I felt the energy rise in me. I was overflowing with language inside and I just knew that when Grandfather arrived he would hear my cry. Suddenly, a loud hand rapped upon the door. My Mother was startled, but proceeded towards the sound. Each fraction of a second that passed as the door was opening seemed extended and viscous, like chewing gum was between the door and its hinges. In a flash I burst into gut-laughs of joy. My Grandfather walked towards me and said with a smile, "What have we got here? Presents for Elana!" He sounded so excited, but as he pulled them out to show me the brightly colored boxes, I lost my joyful laughs and began yelling. No one knew why I had reacted so, and my parents began to placate me with things to grab and a place to sit. I could not yell anymore. All thundering of anger and joy in me had dissipated. I was left surrounded by loved ones, yet very alone. But, I did not lose all my hope.

That night as my Mother lay by me, rubbing my hair to ease me into sleep, I couldn't help but imagine my beautiful horse friend. "Maybe they were saving that gift for the morning." I thought, "Maybe Grandfather was keeping him outside in a horse truck, or something. Or, maybe he's at a special arena I can go to anytime I want and play with him. Maybe...".
I fell asleep late that night, and woke up quite early, waiting patiently for everyone to rise. I stood by my parents bedside and felt them wake because of my anxiousness. When Granddad awoke I greeted him with a loving smile, in hopes to redeem myself of the night before. I didn't want him to change his mind and not bring to me the horse.

We all went to where the presents lay, and I sat quietly, gripping some ribbon, hoping with all my faith that my wishes would be granted today. But, present after present was opened, until finally my Dad said, "Time for breakfast, guys!" It hit me so deeply. I knew no one, not even my Grandfather, had heard my cry. All I had gotten that year was in boxes.

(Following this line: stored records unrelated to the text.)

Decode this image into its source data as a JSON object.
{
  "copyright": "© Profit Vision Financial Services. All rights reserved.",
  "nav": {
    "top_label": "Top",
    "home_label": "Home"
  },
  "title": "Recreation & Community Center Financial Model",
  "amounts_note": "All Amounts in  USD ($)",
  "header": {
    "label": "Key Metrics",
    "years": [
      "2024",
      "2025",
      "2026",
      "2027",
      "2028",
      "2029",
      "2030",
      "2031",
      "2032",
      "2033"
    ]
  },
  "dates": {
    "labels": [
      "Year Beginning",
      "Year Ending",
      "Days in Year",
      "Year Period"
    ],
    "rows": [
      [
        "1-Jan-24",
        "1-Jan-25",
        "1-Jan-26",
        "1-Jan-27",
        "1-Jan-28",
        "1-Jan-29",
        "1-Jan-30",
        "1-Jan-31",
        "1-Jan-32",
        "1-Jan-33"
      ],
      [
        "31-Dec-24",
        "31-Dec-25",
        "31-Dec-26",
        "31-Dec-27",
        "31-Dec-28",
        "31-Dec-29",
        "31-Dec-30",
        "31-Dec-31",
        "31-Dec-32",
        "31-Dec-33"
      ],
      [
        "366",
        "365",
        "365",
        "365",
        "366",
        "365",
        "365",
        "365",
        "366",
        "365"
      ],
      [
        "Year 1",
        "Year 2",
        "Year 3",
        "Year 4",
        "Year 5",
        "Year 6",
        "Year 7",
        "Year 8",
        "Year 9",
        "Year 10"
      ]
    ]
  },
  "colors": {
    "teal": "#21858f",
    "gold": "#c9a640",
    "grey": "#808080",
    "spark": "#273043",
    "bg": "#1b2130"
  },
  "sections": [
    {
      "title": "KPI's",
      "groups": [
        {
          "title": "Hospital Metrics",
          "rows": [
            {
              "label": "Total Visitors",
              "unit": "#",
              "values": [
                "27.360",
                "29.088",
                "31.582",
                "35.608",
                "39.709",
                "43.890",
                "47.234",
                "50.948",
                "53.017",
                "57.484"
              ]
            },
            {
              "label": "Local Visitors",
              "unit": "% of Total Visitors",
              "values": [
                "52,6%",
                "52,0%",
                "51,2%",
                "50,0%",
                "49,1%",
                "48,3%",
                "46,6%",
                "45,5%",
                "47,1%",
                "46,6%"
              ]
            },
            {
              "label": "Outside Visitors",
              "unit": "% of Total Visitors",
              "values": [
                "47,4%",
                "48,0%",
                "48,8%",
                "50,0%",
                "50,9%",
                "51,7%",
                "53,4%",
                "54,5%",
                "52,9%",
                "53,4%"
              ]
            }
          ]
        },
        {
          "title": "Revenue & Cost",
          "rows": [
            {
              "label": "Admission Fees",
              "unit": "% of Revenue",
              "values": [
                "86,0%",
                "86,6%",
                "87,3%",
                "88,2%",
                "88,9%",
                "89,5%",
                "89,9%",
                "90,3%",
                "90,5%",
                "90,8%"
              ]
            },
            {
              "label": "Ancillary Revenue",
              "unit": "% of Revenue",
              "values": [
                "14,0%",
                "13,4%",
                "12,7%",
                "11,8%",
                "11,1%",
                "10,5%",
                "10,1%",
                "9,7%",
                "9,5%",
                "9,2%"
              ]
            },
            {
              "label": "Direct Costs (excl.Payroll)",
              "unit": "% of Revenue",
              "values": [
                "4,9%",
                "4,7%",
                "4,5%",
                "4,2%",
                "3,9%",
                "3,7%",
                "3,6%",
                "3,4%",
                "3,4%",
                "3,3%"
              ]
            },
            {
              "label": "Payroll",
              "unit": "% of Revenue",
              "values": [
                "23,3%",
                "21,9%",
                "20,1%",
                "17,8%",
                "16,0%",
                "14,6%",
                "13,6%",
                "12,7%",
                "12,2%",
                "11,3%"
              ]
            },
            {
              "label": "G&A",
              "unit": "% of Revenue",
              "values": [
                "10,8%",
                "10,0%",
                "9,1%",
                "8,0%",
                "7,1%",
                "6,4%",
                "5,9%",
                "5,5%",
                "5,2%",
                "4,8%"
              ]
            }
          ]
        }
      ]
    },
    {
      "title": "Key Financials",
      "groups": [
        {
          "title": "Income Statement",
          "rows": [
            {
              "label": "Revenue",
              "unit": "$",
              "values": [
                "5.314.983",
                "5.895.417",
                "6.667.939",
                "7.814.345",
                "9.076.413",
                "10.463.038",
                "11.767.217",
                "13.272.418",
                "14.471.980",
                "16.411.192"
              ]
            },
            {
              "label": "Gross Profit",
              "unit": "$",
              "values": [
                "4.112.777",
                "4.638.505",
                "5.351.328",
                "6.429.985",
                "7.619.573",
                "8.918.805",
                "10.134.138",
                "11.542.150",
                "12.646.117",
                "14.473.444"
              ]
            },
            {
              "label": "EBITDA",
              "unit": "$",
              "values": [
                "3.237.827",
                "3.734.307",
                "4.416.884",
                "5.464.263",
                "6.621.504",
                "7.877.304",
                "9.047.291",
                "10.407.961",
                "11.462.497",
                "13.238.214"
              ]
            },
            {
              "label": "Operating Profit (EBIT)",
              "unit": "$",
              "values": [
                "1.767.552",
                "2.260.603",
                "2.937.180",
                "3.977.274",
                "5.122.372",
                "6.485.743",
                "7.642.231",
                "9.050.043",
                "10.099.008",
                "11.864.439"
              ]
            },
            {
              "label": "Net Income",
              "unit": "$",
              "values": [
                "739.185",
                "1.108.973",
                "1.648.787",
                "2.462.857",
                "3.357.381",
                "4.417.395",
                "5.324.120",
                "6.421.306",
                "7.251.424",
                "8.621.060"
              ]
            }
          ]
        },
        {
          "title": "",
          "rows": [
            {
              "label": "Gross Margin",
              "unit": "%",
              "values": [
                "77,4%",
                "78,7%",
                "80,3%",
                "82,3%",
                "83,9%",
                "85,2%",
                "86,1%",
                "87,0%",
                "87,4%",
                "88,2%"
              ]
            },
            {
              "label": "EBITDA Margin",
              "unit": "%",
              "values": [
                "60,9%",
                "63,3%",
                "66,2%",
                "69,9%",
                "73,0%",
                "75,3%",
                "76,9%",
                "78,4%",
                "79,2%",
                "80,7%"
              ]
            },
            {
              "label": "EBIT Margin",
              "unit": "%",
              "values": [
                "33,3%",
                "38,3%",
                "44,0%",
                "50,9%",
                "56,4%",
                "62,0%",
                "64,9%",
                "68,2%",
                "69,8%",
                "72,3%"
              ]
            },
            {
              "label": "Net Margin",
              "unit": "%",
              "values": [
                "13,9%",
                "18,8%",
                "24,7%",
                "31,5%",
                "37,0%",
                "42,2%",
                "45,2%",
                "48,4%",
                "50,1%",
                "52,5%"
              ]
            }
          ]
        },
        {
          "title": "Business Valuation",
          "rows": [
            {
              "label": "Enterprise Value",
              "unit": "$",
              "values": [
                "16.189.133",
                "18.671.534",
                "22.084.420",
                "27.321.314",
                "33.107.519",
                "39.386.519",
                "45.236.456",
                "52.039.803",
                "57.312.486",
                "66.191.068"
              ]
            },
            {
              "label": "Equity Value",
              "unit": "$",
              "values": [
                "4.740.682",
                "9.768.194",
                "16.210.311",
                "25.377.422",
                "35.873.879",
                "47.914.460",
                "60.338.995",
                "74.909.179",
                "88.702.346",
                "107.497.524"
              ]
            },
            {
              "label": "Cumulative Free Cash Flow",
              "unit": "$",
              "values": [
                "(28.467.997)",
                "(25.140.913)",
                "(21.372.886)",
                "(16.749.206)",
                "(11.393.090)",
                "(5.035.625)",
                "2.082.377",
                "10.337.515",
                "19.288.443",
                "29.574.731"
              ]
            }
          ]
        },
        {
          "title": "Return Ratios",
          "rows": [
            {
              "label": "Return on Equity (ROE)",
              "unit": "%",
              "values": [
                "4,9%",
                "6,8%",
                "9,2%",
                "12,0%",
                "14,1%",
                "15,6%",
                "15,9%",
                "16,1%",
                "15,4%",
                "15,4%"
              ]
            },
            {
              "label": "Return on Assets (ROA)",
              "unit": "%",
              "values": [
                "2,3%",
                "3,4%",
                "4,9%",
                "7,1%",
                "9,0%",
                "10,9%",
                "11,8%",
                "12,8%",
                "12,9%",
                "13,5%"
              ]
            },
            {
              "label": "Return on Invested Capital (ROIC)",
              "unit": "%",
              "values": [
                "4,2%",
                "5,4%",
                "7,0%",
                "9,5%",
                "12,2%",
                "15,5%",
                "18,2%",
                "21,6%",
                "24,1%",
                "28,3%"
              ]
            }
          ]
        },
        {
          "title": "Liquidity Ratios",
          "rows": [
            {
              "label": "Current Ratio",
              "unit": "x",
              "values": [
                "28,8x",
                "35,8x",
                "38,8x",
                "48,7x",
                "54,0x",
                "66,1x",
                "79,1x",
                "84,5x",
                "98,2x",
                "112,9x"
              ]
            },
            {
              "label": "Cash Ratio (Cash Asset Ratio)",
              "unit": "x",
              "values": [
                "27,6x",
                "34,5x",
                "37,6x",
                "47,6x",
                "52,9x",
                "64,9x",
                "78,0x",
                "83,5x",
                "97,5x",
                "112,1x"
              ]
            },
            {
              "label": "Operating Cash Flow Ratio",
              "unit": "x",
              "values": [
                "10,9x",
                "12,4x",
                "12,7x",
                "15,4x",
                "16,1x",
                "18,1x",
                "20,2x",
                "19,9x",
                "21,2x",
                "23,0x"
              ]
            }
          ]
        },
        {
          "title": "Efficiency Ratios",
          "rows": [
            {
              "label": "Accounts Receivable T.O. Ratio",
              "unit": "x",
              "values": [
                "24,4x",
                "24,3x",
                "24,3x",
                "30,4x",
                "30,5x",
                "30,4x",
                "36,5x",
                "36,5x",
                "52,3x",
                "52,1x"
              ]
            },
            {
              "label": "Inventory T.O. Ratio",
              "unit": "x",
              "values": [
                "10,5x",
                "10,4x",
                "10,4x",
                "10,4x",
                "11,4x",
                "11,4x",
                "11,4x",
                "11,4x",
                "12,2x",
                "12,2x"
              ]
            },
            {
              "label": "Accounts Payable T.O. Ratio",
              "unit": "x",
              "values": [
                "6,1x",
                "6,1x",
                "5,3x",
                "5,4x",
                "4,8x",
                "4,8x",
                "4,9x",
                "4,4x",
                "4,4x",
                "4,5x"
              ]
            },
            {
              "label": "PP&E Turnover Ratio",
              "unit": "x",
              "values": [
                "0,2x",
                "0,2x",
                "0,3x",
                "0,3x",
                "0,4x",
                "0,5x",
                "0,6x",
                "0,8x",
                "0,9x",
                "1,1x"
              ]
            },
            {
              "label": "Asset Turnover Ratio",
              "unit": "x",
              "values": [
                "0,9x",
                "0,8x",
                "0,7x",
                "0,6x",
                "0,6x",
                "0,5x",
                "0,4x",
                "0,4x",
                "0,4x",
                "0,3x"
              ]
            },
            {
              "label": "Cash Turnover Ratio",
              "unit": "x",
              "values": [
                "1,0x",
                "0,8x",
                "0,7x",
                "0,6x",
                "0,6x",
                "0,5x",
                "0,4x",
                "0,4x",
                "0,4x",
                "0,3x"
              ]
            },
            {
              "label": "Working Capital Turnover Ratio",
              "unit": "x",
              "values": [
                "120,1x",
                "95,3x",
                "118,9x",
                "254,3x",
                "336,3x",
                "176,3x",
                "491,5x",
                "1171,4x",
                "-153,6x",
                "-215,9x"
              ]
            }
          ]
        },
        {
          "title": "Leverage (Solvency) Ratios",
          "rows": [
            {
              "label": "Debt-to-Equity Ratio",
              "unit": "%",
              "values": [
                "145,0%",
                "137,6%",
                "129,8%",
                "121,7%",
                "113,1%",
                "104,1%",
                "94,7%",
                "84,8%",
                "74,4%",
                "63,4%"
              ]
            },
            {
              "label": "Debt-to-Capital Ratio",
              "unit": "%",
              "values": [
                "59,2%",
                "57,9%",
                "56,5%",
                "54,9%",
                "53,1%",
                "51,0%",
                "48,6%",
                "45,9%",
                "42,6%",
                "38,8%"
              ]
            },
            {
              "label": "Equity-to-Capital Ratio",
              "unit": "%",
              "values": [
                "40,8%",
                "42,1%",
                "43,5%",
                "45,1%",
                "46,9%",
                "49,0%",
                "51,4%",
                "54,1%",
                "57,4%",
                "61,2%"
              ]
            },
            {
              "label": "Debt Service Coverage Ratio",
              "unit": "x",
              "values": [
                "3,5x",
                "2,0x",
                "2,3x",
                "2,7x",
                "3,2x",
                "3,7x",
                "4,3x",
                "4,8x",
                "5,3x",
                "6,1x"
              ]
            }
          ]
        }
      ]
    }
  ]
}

I was alone. But not completely. Days, weeks, months, even years went by. But, I kept on dreaming about the horse. One day my Mother came to me and asked me if I wanted to take riding lessons. I squealed and yelled with such joy, the sound of my feet jumping and my voice projecting could've been heard to the moon! Someone had finally heard my cry. Now, I go riding with many horses every Monday. And, let me tell you, horses can hear everything.